Pada 2029, pemerintah berjanji untuk sasaran terukur dalam penyelenggaraan transportasi di kawasan Jabodetabek, seperti sebagai berikut:
- Pergerakan orang dengan menggunakan angkutan umum perkotaan harus mencapai 60% (enam puluh persen) dari total pergerakan orang,
- Waktu perjalanan orang rata-rata di dalam kendaraan angkutan umum perkotaan adalah 1 (satu) jam 30 (tiga puluh) menit pada jam puncak dari tempat asal ke tujuan,
- Kecepatan rata-rata kendaraan angkutan umum perkotaan pada jam puncak di seluruh jaringan jalan minimd 30 (tiga puluh) kilometer per jam,
- Cakupan pelayanan angkutan umum perkotaan mencapai 80% (delapan puluh persen) dari panjang jalan,
- Akses jalan kaki ke angkutan umum maksimal 500 m (lima ratus meter),
- Setiap daerah harus mempunyai jaringan layanan lokal jaringan pengumpan (feeder) yang diintegrasikan dengan jaringan utama (trunk), melalui satu simpul transportasi perkotaan,
- Simpul transportasi perkotaan harus memiliki fasilitas pejalan kaki dan fasilitas parkir pindah moda (park and ride) dengan jarak perpindahan antar moda tidak lebih dari 500 m (lima ratus meter),
- Perpindahan moda dalam satu kali perjalanan maksimal 3 (tiga) kali.

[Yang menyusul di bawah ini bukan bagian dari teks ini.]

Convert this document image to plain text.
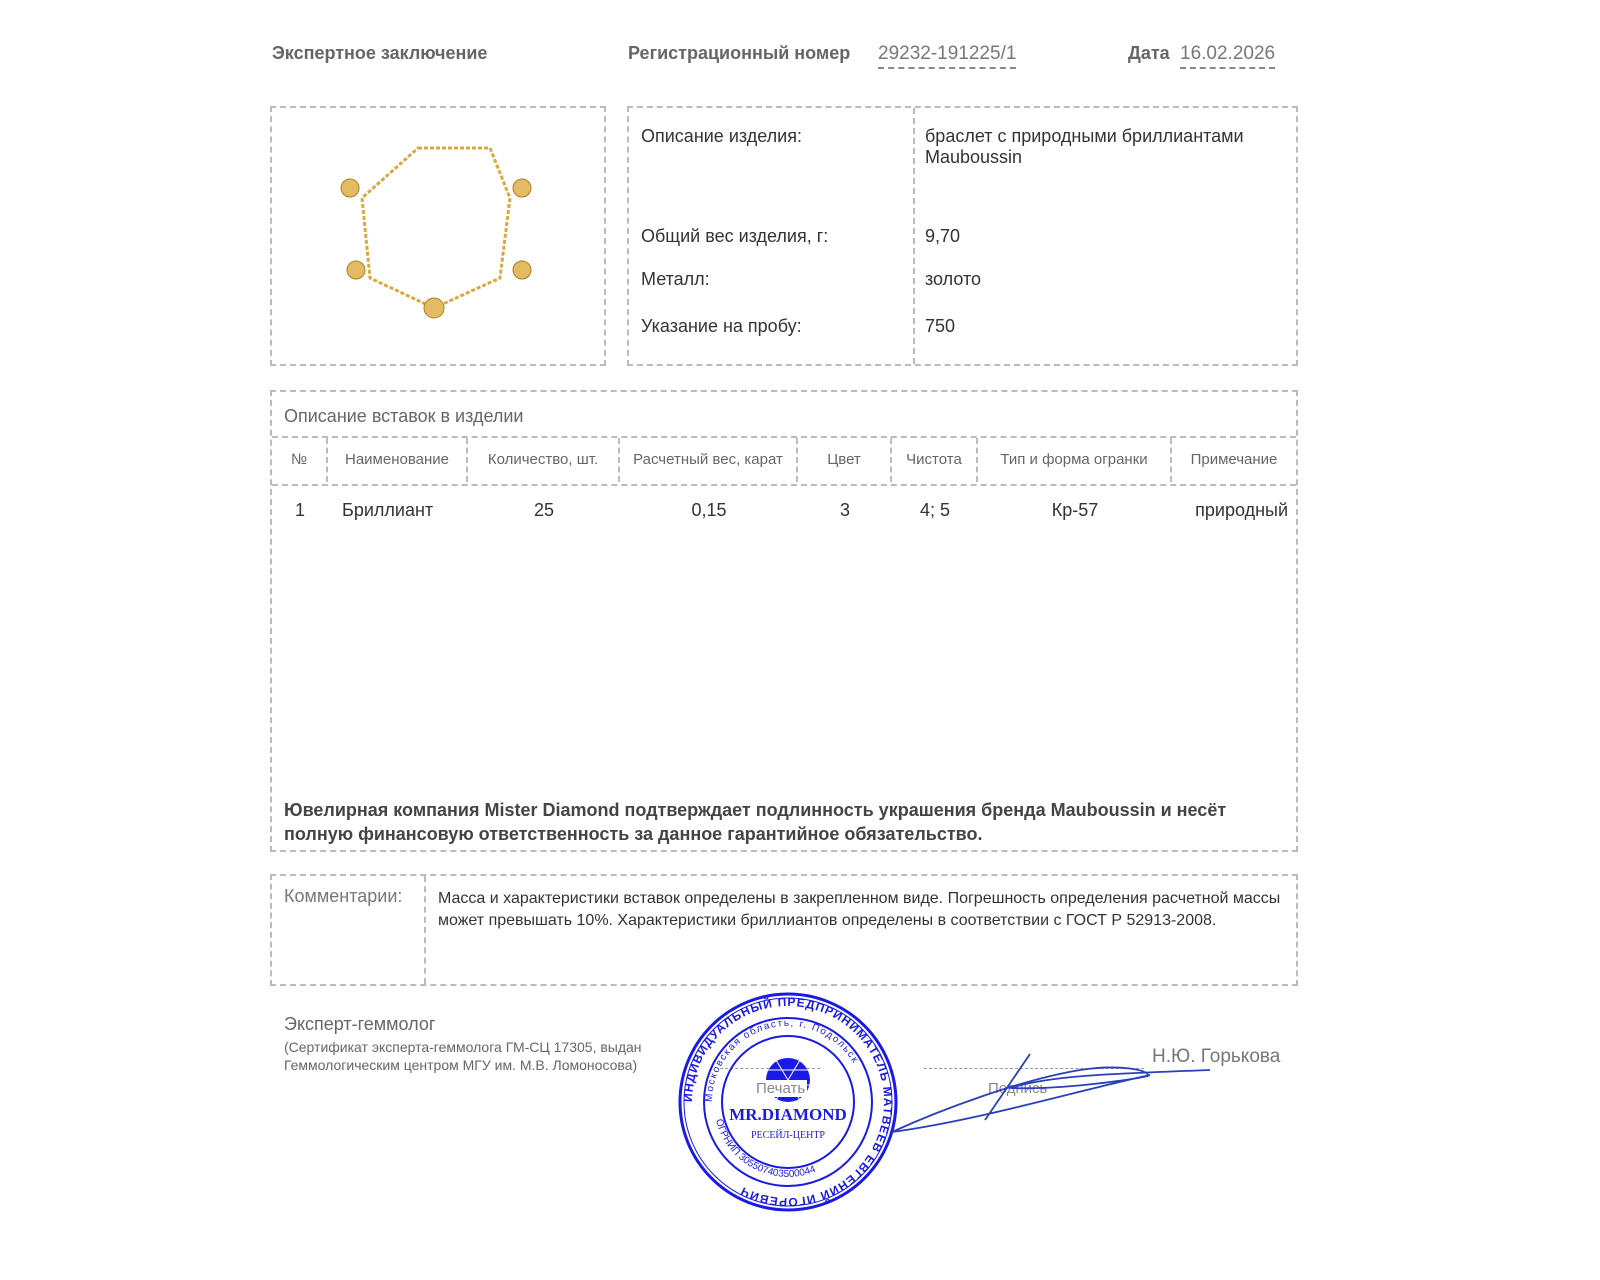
Экспертное заключение	Регистрационный номер 29232-191225/1	Дата 16.02.2026
Описание изделия:	браслет с природными бриллиантами Mauboussin
Общий вес изделия, г:	9,70
Металл:	золото
Указание на пробу:	750
Описание вставок в изделии
№	Наименование	Количество, шт.	Расчетный вес, карат	Цвет	Чистота	Тип и форма огранки	Примечание
1	Бриллиант	25	0,15	3	4; 5	Кр-57	природный
Ювелирная компания Mister Diamond подтверждает подлинность украшения бренда Mauboussin и несёт полную финансовую ответственность за данное гарантийное обязательство.
Комментарии: Масса и характеристики вставок определены в закрепленном виде. Погрешность определения расчетной массы может превышать 10%. Характеристики бриллиантов определены в соответствии с ГОСТ Р 52913-2008.
Эксперт-геммолог
(Сертификат эксперта-геммолога ГМ-СЦ 17305, выдан Геммологическим центром МГУ им. М.В. Ломоносова)
Подпись
Н.Ю. Горькова
ИНДИВИДУАЛЬНЫЙ ПРЕДПРИНИМАТЕЛЬ МАТВЕЕВ ЕВГЕНИЙ ИГОРЕВИЧ
Московская область, г. Подольск
ОГРНИП 305507403500044
MR.DIAMOND
РЕСЕЙЛ-ЦЕНТР
Печать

Untuk mewujudkan RITJ, kini mulai dibangun terminal-terminal yang terintegrasi. Misal di beberapa stasiun, kini sudah ada halte transjakarta feeder, akses ke bandara dibuka dari berbagai titik, halte MRT dekat dengan perkantoran dan jalur TransJakarta, penambahan rel ganda di beberapa stasiun, dan lain lain. Bahkan ke depannya, fasilitas terminal dan stasiun akan dikembangkan tidak saja sesuai fungsinya, tetapi juga dibangun pusat perbelanjaan dan perkantoran di dalamnya.

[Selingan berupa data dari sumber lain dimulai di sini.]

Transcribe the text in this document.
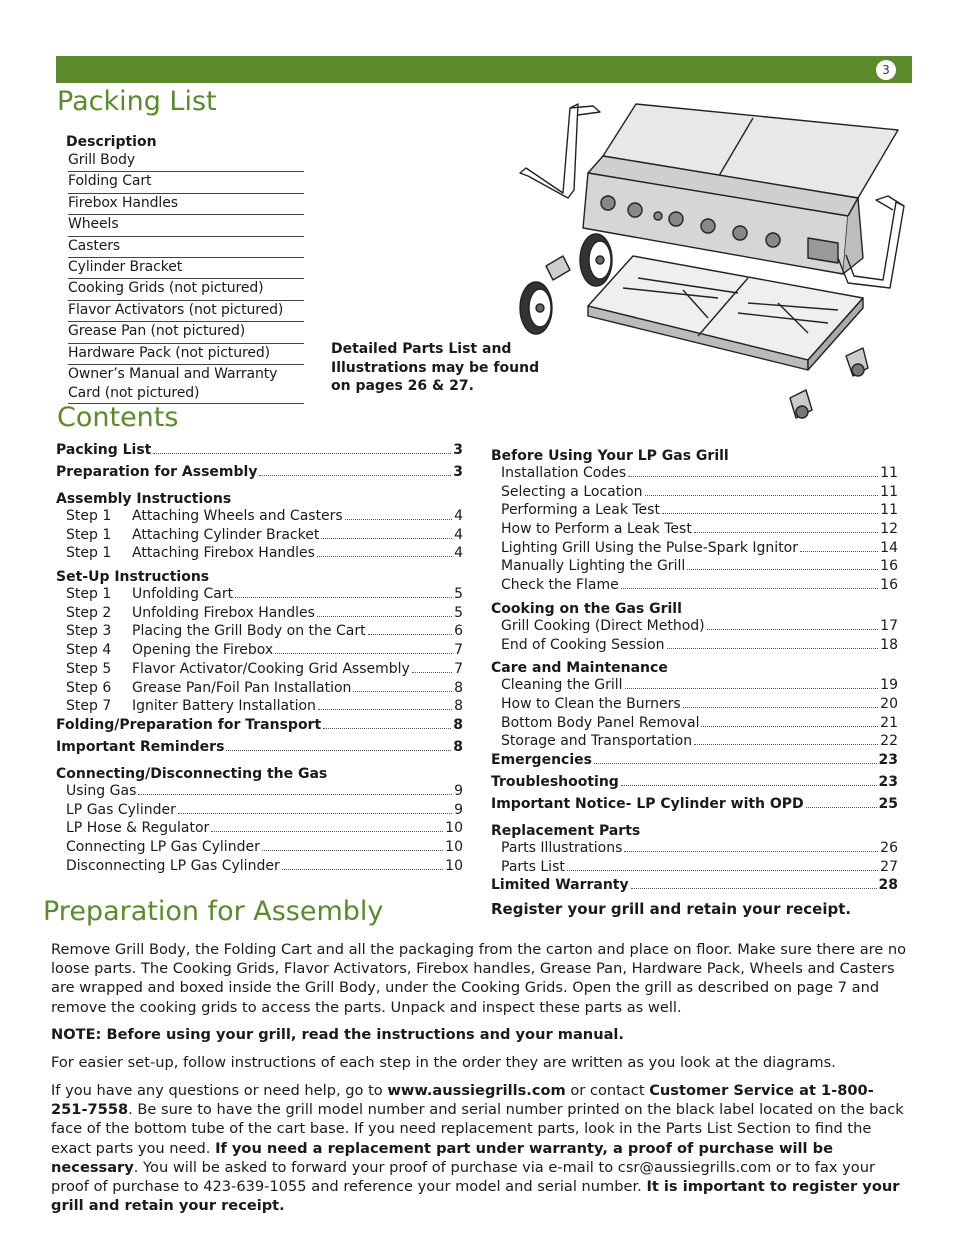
3
Packing List
Description
Grill Body
Folding Cart
Firebox Handles
Wheels
Casters
Cylinder Bracket
Cooking Grids (not pictured)
Flavor Activators (not pictured)
Grease Pan (not pictured)
Hardware Pack (not pictured)
Owner’s Manual and Warranty Card (not pictured)
Detailed Parts List and Illustrations may be found on pages 26 & 27.
Contents
Packing List	3
Preparation for Assembly	3
Assembly Instructions
Step 1 Attaching Wheels and Casters	4
Step 1 Attaching Cylinder Bracket	4
Step 1 Attaching Firebox Handles	4
Set-Up Instructions
Step 1 Unfolding Cart	5
Step 2 Unfolding Firebox Handles	5
Step 3 Placing the Grill Body on the Cart	6
Step 4 Opening the Firebox	7
Step 5 Flavor Activator/Cooking Grid Assembly	7
Step 6 Grease Pan/Foil Pan Installation	8
Step 7 Igniter Battery Installation	8
Folding/Preparation for Transport	8
Important Reminders	8
Connecting/Disconnecting the Gas
Using Gas	9
LP Gas Cylinder	9
LP Hose & Regulator	10
Connecting LP Gas Cylinder	10
Disconnecting LP Gas Cylinder	10
Before Using Your LP Gas Grill
Installation Codes	11
Selecting a Location	11
Performing a Leak Test	11
How to Perform a Leak Test	12
Lighting Grill Using the Pulse-Spark Ignitor	14
Manually Lighting the Grill	16
Check the Flame	16
Cooking on the Gas Grill
Grill Cooking (Direct Method)	17
End of Cooking Session	18
Care and Maintenance
Cleaning the Grill	19
How to Clean the Burners	20
Bottom Body Panel Removal	21
Storage and Transportation	22
Emergencies	23
Troubleshooting	23
Important Notice- LP Cylinder with OPD	25
Replacement Parts
Parts Illustrations	26
Parts List	27
Limited Warranty	28
Register your grill and retain your receipt.
Preparation for Assembly

Remove Grill Body, the Folding Cart and all the packaging from the carton and place on floor. Make sure there are no loose parts. The Cooking Grids, Flavor Activators, Firebox handles, Grease Pan, Hardware Pack, Wheels and Casters are wrapped and boxed inside the Grill Body, under the Cooking Grids. Open the grill as described on page 7 and remove the cooking grids to access the parts. Unpack and inspect these parts as well.

NOTE: Before using your grill, read the instructions and your manual.

For easier set-up, follow instructions of each step in the order they are written as you look at the diagrams.

If you have any questions or need help, go to www.aussiegrills.com or contact Customer Service at 1-800-251-7558. Be sure to have the grill model number and serial number printed on the black label located on the back face of the bottom tube of the cart base. If you need replacement parts, look in the Parts List Section to find the exact parts you need. If you need a replacement part under warranty, a proof of purchase will be necessary. You will be asked to forward your proof of purchase via e-mail to csr@aussiegrills.com or to fax your proof of purchase to 423-639-1055 and reference your model and serial number. It is important to register your grill and retain your receipt.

Jika sasaran RITJ itu dapat terlaksana dengan baik, pasti hidup di Jabodetabek khususnya di Jakarta akan semakin nyaman, semakin terukur kalau mau kemana-mana, semakin hemat, dan tentu semakin sehat karena terhindar dari stress macet. Selagi menunggu hal itu terwujud kita bisa lakukan akselerasi penyelesaian masalah juga kok, dengan naik kendaraan umum.

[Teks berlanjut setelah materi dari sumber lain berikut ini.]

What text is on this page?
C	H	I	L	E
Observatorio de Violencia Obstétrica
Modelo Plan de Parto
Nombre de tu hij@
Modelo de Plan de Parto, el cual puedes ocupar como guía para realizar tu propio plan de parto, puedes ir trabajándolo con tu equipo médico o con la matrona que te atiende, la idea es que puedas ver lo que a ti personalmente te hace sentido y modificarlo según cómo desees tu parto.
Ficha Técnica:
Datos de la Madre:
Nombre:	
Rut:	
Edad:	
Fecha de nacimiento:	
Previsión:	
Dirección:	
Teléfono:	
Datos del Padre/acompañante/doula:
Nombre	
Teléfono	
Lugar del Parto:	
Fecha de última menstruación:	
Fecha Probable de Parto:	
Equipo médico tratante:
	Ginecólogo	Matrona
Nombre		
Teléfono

Memang sulit beralih, jika sudah terbiasa naik kendaraan pribadi. Tapi daripada kita sekedar mengkritik pemerintah karena Jakarta macet, lebih baik kita bantu pemerintah dengan apa yang bisa kita lakukan. Salah satunya dengan “Happy naik kendaraan umum”. Fasilitas kendaraan umum ini terus dibenahi, jalanan macet pun terus diatasi. Kalau kita membantu dengan mengurangi penggunaan kendaraan pribadi, pasti kemacetan lebih mudah diatasi.
3 comments
Kira-kira naik krl itu sudah membantu pemerintah belum ya..hehehe. Antara iya atau memang tidak ada pilihan lain buat menghemat waktu perjalanan..wkwkw.
Semoga sukses deh program RITJ nya ..
Kalau bus-nya semakin baik aku sih yakin makin banyak orang yang mau naik bus
Poin no. 8 “Perpindahan moda dalam satu kali perjalanan maksimal 3 (tiga) kali.”
Mudah-mudahan benar terealisasi. Sehingga bisa memangkas waktu dan biaya untuk transportasi.